Where a is the radius of the core.

Therefore, the mode field distribution of each layer can be calculated according to the boundary conditions and the mode number m of each layer of the optical fiber and the formulas (2) to (4), so that the mode field distribution condition can be obtained. Because of the multi-layer fiber structure, the gain profile and the refractive index profile do not completely overlap.

And establishing a theoretical model between the parameters of the active optical fiber and the mode gain according to the mode field distribution characteristics of each layer of the ring-core optical fiber. Fig. 2 shows a cross-sectional view of a multi-layer structure of a ring-core optical fiber, which sequentially comprises a middle cladding 5, a first optical fiber layer 4, a first cladding 3, a second optical fiber layer 2, and a low-refractive-index groove 1 from inside to outside.

The transmission link is formed by sequentially combining a Ring Core Fiber (RCF), a ring core gain fiber (RC-EDF) and a Ring Core Fiber (RCF). In the ring core gain optical fiber, the optical fiber is doped with erbium ions.

The orthogonal mode multiplexing signals are transmitted in the ring core optical fiber, so that the orthogonality of the signals is not damaged, and the signals are amplified in the ring core gain optical fiber in a balanced manner, so that the long-distance transmission of the orthogonal mode multiplexing optical signals is ensured.
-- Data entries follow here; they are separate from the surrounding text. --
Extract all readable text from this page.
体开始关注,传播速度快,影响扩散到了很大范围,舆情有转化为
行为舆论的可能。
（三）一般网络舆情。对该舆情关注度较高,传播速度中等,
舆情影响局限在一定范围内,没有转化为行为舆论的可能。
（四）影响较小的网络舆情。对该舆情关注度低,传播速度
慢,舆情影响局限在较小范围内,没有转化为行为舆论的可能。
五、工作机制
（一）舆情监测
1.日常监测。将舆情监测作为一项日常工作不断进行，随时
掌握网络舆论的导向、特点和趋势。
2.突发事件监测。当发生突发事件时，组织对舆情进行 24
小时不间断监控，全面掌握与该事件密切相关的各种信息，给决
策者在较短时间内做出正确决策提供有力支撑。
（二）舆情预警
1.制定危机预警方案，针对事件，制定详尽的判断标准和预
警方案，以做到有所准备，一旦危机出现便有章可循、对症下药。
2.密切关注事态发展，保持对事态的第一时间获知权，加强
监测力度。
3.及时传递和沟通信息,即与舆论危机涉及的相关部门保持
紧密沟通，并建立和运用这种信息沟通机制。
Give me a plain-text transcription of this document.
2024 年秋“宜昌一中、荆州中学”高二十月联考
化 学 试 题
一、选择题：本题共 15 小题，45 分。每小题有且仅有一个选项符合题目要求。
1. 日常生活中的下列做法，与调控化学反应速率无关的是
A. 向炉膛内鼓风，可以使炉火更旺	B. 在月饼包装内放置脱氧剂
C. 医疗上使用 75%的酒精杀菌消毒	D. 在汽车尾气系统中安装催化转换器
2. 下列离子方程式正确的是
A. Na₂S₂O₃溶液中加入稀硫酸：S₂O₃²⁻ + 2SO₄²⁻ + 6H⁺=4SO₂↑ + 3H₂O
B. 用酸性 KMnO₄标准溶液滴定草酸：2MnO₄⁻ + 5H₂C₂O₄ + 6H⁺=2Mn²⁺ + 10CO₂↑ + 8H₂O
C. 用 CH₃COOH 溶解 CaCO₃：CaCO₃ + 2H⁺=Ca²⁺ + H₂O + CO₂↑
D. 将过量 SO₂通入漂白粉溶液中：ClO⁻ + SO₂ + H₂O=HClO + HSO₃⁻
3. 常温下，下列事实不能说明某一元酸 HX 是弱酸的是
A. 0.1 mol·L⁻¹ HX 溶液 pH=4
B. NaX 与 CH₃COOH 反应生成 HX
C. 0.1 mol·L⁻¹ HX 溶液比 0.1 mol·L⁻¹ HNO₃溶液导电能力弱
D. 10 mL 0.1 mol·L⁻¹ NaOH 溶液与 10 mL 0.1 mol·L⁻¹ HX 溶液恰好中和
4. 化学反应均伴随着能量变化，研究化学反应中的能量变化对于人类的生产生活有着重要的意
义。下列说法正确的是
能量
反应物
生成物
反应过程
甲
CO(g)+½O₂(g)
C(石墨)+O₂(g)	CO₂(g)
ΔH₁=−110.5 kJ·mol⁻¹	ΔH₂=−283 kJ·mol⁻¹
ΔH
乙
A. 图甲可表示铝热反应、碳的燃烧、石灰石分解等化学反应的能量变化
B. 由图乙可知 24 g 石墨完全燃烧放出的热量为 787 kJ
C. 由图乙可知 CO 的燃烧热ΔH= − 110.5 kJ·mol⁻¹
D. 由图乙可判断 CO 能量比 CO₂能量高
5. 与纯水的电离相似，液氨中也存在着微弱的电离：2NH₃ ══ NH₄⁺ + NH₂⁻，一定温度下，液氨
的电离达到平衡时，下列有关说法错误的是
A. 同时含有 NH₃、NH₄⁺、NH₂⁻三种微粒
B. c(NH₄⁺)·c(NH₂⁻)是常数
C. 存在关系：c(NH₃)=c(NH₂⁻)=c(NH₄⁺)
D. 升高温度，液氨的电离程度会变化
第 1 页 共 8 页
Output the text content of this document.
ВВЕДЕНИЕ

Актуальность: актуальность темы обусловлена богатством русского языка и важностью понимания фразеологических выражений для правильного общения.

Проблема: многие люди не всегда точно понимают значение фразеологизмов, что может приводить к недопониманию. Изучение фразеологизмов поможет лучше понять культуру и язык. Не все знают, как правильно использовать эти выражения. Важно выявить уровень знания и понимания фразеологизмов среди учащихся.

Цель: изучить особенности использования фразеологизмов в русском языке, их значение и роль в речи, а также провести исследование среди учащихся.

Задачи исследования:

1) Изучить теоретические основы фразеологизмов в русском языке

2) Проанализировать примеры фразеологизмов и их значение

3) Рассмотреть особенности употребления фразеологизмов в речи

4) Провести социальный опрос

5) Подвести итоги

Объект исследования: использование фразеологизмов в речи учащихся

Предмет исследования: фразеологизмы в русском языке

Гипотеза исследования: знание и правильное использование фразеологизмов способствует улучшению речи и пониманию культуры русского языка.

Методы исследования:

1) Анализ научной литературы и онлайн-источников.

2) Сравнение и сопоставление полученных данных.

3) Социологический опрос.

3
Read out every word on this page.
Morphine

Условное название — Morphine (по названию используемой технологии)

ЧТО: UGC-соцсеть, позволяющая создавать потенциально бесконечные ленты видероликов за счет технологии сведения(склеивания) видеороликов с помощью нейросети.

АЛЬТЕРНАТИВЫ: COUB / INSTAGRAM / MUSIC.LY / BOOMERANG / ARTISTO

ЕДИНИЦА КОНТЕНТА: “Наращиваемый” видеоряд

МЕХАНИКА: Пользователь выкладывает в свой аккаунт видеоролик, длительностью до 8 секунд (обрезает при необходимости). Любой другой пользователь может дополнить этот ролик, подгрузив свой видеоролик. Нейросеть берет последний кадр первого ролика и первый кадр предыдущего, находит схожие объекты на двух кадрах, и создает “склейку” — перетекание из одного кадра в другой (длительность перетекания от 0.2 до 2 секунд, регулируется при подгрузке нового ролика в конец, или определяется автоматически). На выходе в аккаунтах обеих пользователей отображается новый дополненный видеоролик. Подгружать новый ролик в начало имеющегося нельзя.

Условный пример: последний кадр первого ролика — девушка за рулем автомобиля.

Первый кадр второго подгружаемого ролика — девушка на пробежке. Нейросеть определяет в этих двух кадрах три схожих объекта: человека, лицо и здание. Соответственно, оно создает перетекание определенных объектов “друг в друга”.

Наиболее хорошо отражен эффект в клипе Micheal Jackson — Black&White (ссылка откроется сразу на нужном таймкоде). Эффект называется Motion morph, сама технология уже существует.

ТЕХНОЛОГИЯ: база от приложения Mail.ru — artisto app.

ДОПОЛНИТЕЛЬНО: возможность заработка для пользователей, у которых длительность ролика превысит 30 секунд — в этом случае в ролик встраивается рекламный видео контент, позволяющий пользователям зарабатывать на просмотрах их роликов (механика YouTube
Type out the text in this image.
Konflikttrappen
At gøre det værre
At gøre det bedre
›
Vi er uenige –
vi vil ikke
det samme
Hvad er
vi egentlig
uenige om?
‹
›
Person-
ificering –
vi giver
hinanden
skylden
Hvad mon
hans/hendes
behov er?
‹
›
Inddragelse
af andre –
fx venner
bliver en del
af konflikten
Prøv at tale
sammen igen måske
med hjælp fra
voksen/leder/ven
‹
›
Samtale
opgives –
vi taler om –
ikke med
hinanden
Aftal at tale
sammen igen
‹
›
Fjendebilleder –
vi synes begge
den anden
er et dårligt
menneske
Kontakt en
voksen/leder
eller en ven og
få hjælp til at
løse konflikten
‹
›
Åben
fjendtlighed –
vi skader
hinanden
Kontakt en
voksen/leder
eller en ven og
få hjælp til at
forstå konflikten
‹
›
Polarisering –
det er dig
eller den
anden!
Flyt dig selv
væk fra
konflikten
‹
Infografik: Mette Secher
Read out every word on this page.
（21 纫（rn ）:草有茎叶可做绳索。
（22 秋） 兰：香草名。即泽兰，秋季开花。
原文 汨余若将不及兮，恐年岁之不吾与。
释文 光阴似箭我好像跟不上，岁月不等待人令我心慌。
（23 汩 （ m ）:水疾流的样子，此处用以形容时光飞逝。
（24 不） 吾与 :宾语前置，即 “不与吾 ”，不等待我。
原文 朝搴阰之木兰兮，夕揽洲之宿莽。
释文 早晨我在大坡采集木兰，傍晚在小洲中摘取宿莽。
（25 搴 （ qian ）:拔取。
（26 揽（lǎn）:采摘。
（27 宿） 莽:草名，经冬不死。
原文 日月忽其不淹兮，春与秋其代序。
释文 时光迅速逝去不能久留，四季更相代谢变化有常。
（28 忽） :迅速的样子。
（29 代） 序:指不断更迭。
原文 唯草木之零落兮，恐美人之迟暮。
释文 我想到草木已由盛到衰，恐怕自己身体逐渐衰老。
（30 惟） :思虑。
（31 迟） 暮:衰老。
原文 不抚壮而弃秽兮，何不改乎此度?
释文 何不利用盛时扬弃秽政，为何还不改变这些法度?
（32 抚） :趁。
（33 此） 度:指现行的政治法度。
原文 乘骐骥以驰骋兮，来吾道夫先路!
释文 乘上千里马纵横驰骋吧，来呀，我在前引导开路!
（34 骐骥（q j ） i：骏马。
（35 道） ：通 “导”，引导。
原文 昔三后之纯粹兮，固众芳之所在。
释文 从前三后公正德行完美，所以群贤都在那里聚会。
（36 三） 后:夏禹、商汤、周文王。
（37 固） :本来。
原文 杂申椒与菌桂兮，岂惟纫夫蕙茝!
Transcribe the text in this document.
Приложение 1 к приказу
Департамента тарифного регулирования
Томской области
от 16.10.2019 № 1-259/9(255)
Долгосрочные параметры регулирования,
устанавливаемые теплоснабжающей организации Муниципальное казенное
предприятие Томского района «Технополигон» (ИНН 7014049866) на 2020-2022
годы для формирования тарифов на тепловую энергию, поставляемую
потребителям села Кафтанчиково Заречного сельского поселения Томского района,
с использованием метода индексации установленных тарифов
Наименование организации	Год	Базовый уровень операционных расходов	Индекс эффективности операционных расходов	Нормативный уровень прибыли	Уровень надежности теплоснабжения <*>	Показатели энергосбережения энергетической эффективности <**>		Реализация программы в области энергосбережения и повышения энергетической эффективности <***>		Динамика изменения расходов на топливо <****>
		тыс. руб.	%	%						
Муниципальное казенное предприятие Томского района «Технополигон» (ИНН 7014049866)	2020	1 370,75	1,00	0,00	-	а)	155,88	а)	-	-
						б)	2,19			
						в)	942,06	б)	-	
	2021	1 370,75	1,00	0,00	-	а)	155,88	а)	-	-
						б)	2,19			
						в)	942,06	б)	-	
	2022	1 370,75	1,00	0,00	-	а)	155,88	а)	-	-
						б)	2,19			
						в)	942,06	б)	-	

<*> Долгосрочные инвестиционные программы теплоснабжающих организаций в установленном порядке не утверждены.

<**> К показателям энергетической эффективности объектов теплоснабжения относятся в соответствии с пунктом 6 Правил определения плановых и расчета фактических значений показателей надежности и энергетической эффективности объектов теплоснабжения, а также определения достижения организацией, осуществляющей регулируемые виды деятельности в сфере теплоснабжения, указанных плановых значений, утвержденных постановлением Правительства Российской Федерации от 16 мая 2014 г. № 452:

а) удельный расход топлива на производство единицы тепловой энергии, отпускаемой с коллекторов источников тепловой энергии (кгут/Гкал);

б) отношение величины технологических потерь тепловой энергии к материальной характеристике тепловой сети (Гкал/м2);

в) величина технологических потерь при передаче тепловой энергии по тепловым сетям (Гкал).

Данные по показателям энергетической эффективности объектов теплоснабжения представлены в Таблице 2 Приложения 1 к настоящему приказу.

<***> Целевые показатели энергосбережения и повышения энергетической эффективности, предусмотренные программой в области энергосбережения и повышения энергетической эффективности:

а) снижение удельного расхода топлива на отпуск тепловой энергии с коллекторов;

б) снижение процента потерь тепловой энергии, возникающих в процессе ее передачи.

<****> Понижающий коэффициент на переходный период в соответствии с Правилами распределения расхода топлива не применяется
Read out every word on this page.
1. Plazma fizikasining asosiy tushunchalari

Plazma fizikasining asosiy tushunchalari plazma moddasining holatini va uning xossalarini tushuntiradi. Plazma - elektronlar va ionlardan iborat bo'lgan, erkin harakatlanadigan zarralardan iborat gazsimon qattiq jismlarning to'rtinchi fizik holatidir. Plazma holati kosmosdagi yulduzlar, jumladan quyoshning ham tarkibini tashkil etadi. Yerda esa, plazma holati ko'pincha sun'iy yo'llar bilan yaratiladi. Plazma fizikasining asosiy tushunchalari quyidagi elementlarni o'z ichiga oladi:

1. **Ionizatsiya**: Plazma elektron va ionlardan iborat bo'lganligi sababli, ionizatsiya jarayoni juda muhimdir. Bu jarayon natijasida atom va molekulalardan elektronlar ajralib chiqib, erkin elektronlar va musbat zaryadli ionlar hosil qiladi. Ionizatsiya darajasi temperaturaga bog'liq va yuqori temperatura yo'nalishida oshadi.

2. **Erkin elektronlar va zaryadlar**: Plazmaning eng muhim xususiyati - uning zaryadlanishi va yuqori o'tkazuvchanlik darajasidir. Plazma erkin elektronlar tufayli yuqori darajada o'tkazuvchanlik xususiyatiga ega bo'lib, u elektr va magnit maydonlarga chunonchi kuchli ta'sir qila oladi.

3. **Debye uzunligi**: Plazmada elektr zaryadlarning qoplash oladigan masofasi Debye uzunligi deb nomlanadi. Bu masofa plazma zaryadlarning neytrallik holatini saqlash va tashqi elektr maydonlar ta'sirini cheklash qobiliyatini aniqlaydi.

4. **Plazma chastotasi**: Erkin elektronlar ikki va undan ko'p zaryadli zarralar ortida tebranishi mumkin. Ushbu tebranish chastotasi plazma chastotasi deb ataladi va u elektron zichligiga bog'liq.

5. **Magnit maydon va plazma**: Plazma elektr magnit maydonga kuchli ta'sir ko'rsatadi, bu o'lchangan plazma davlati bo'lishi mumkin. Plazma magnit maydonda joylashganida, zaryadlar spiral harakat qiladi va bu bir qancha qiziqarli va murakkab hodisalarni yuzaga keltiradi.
Pumping light is injected into the erbium-doped fiber, erbium ions in a ground state are pumped to an excited state, the erbium ions are unstable in the excited state, and radiationless transition is performed to a metastable state energy level with long particle life, so that the distribution inversion of erbium ion particle number is realized.

The orthogonal mode pump light system is respectively connected to two sides of the mode photon lantern multiplexer and the mode photon lantern demultiplexer, and pump light is relatively uniform at each position of the erbium-doped fiber and has the dual characteristics of high power and low noise.